Former Florida Libertarian U.S. Senate candidate and avowed white nationalist Augustus Sol Invictus has been extradited from Brevard County to South Carolina to face charges that he kidnapped his family at gunpoint and took them to Florida.
Invictus, formerly an Orlando lawyer whose specialties included criminal defense of defendants reputed to be white supremacists and neo-Nazis, is now being held in the Rock Hill, South Carolina, jail. He was served with arrest warrants for kidnapping, domestic violence of a high and aggravated nature, and possession of a weapon during a crime of violence.
Thursday afternoon a Rock Hill Municipal Court judge denied bail to Invictus on all three counts.
His wife filed the complaint, who told Rock Hill police that on Dec. 12, he put a gun to her head to force her and their children into a car and to go to Jacksonville with him. She told police she was able to escape in Jacksonville and return, with their children, to South Carolina.
Invictus was arrested Dec. 29 in Brevard County.
Invictus, 36, gave the Brevard Sheriff’s Office a home address in Ocala. He moved to South Carolina sometime after 2016 after being accused of sexual battery and domestic battery in Orange County.
In 2016 he sought the Libertarian Party nomination to run for the U.S. Senate against Republican U.S. Sen. Marco Rubio. He was defeated in the party’s primary by Paul Stanton of Deland.
Invictus then emerged as a leader of the infamous 2017 “Unite the Right” rally of white nationalists, white separatists, neo-Nazis, and other radical elements in Charlottesville, Va. Invictus was credited with drafting the core tenants behind the rally.

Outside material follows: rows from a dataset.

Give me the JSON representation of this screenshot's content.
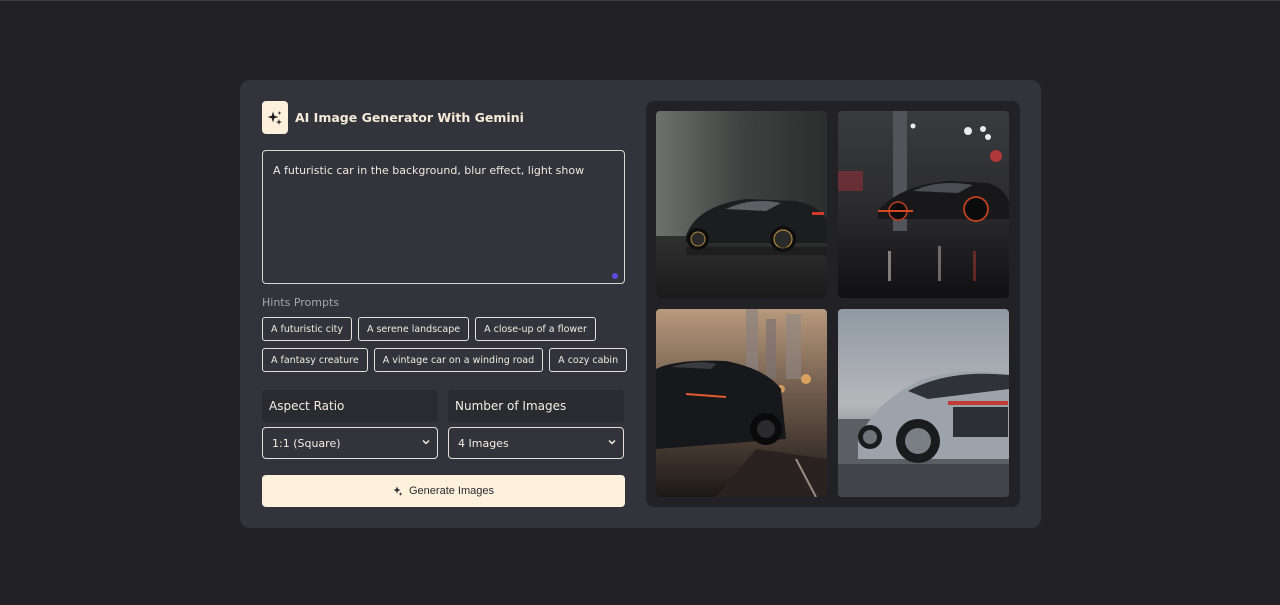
{
  "app": {
    "title": "AI Image Generator With Gemini"
  },
  "prompt": {
    "value": "A futuristic car in the background, blur effect, light show"
  },
  "hints": {
    "label": "Hints Prompts",
    "items": [
      "A futuristic city",
      "A serene landscape",
      "A close-up of a flower",
      "A fantasy creature",
      "A vintage car on a winding road",
      "A cozy cabin"
    ]
  },
  "aspect_ratio": {
    "label": "Aspect Ratio",
    "selected": "1:1 (Square)"
  },
  "number_of_images": {
    "label": "Number of Images",
    "selected": "4 Images"
  },
  "generate": {
    "label": "Generate Images",
    "icon": "sparkle-icon"
  },
  "gallery": {
    "images": [
      {
        "name": "generated-image-1"
      },
      {
        "name": "generated-image-2"
      },
      {
        "name": "generated-image-3"
      },
      {
        "name": "generated-image-4"
      }
    ]
  },
  "colors": {
    "background": "#222226",
    "card": "#32333b",
    "accent": "#fdf1dc"
  }
}
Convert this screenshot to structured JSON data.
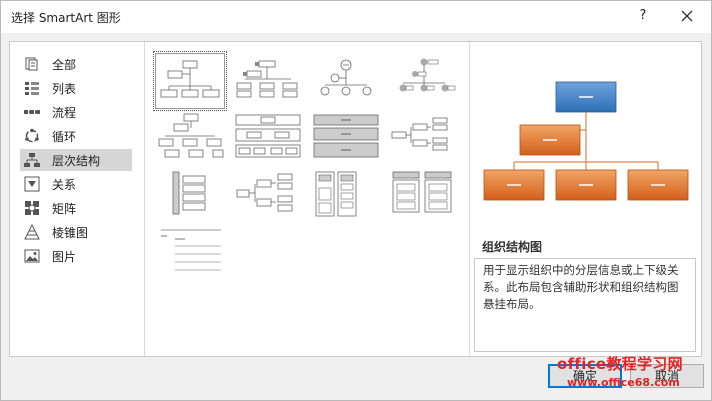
{
  "window": {
    "title": "选择 SmartArt 图形",
    "help_label": "?",
    "close_icon": "close-icon"
  },
  "categories": [
    {
      "label": "全部",
      "icon": "all-icon"
    },
    {
      "label": "列表",
      "icon": "list-icon"
    },
    {
      "label": "流程",
      "icon": "process-icon"
    },
    {
      "label": "循环",
      "icon": "cycle-icon"
    },
    {
      "label": "层次结构",
      "icon": "hierarchy-icon",
      "selected": true
    },
    {
      "label": "关系",
      "icon": "relationship-icon"
    },
    {
      "label": "矩阵",
      "icon": "matrix-icon"
    },
    {
      "label": "棱锥图",
      "icon": "pyramid-icon"
    },
    {
      "label": "图片",
      "icon": "picture-icon"
    }
  ],
  "gallery": {
    "selected_index": 0,
    "layouts": [
      "org-chart",
      "picture-org-chart",
      "name-title-org-chart",
      "circle-org-chart",
      "half-circle-org-chart",
      "hierarchy",
      "labeled-hierarchy",
      "table-hierarchy",
      "horizontal-hierarchy",
      "vertical-bracket-list",
      "horizontal-multi-level",
      "nested-list",
      "hierarchy-list",
      "lined-list"
    ]
  },
  "preview": {
    "title": "组织结构图",
    "description": "用于显示组织中的分层信息或上下级关系。此布局包含辅助形状和组织结构图悬挂布局。",
    "colors": {
      "top": "#2e6fb5",
      "top_light": "#6fa3dd",
      "orange": "#d45f1c",
      "orange_light": "#f2a565",
      "connector": "#e0844a"
    }
  },
  "buttons": {
    "ok": "确定",
    "cancel": "取消"
  },
  "watermark": {
    "line1": "office教程学习网",
    "line2": "www.office68.com"
  }
}
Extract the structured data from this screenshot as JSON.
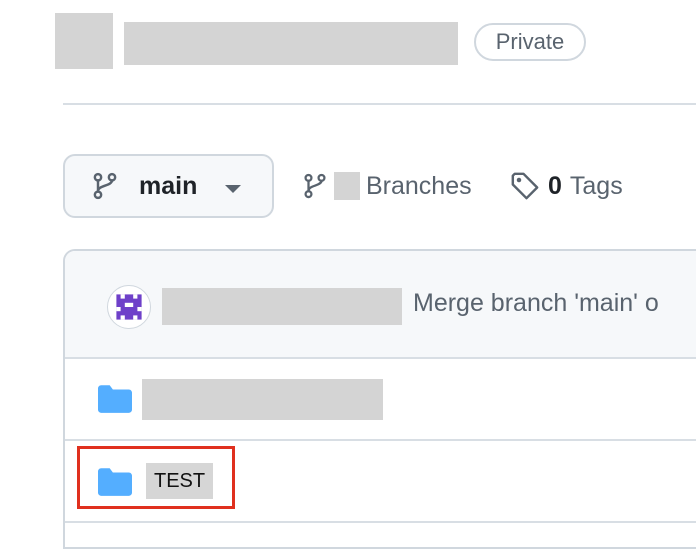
{
  "repo": {
    "visibility_badge": "Private"
  },
  "branch_selector": {
    "current_branch": "main"
  },
  "meta": {
    "branches_label": "Branches",
    "tags_count": "0",
    "tags_label": "Tags"
  },
  "latest_commit": {
    "message": "Merge branch 'main' o"
  },
  "files": [
    {
      "name": "TEST",
      "type": "folder",
      "highlighted": true
    }
  ],
  "colors": {
    "folder": "#54aeff",
    "highlight": "#e0301e",
    "avatar": "#6e40c9"
  },
  "icons": [
    "git-branch-icon",
    "chevron-down-icon",
    "tag-icon",
    "folder-icon",
    "avatar-identicon"
  ]
}
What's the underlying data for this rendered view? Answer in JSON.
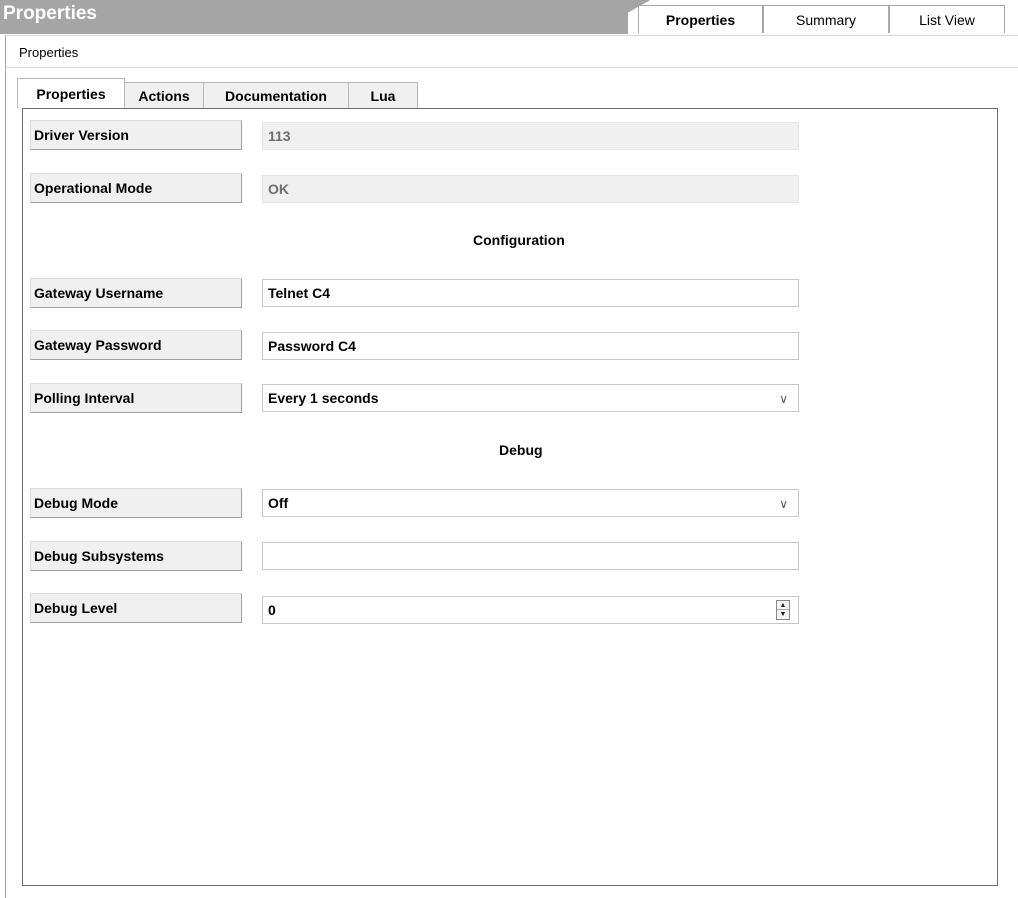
{
  "window": {
    "title": "Properties"
  },
  "top_tabs": [
    {
      "label": "Properties",
      "active": true
    },
    {
      "label": "Summary",
      "active": false
    },
    {
      "label": "List View",
      "active": false
    }
  ],
  "section": {
    "label": "Properties"
  },
  "sub_tabs": [
    {
      "label": "Properties",
      "active": true
    },
    {
      "label": "Actions",
      "active": false
    },
    {
      "label": "Documentation",
      "active": false
    },
    {
      "label": "Lua",
      "active": false
    }
  ],
  "properties": {
    "driver_version": {
      "label": "Driver Version",
      "value": "113"
    },
    "operational_mode": {
      "label": "Operational Mode",
      "value": "OK"
    },
    "configuration_heading": "Configuration",
    "gateway_username": {
      "label": "Gateway Username",
      "value": "Telnet C4"
    },
    "gateway_password": {
      "label": "Gateway Password",
      "value": "Password C4"
    },
    "polling_interval": {
      "label": "Polling Interval",
      "value": "Every 1 seconds"
    },
    "debug_heading": "Debug",
    "debug_mode": {
      "label": "Debug Mode",
      "value": "Off"
    },
    "debug_subsystems": {
      "label": "Debug Subsystems",
      "value": ""
    },
    "debug_level": {
      "label": "Debug Level",
      "value": "0"
    }
  },
  "icons": {
    "dropdown": "chevron-down-icon",
    "spinner_up": "spinner-up-icon",
    "spinner_down": "spinner-down-icon"
  },
  "colors": {
    "title_bar": "#a5a5a5",
    "label_bg": "#f0f0f0",
    "readonly_bg": "#f0f0f0"
  }
}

His U.S. Senate campaign and his public life before and since have been marked by unusual behavior and statements. They have included his declaration that he drank goat’s blood in a cleansing ceremony; took LSD and recorded his experiences in journals posted online; his online audio journal of rambling diatribes on issues ranging from eugenics to a new civil war; claims that he was being harassed and even assaulted by Antifa, the FBI, and others; and previous allegations against him alleging sexual battery, domestic violence, threats to others, and violence.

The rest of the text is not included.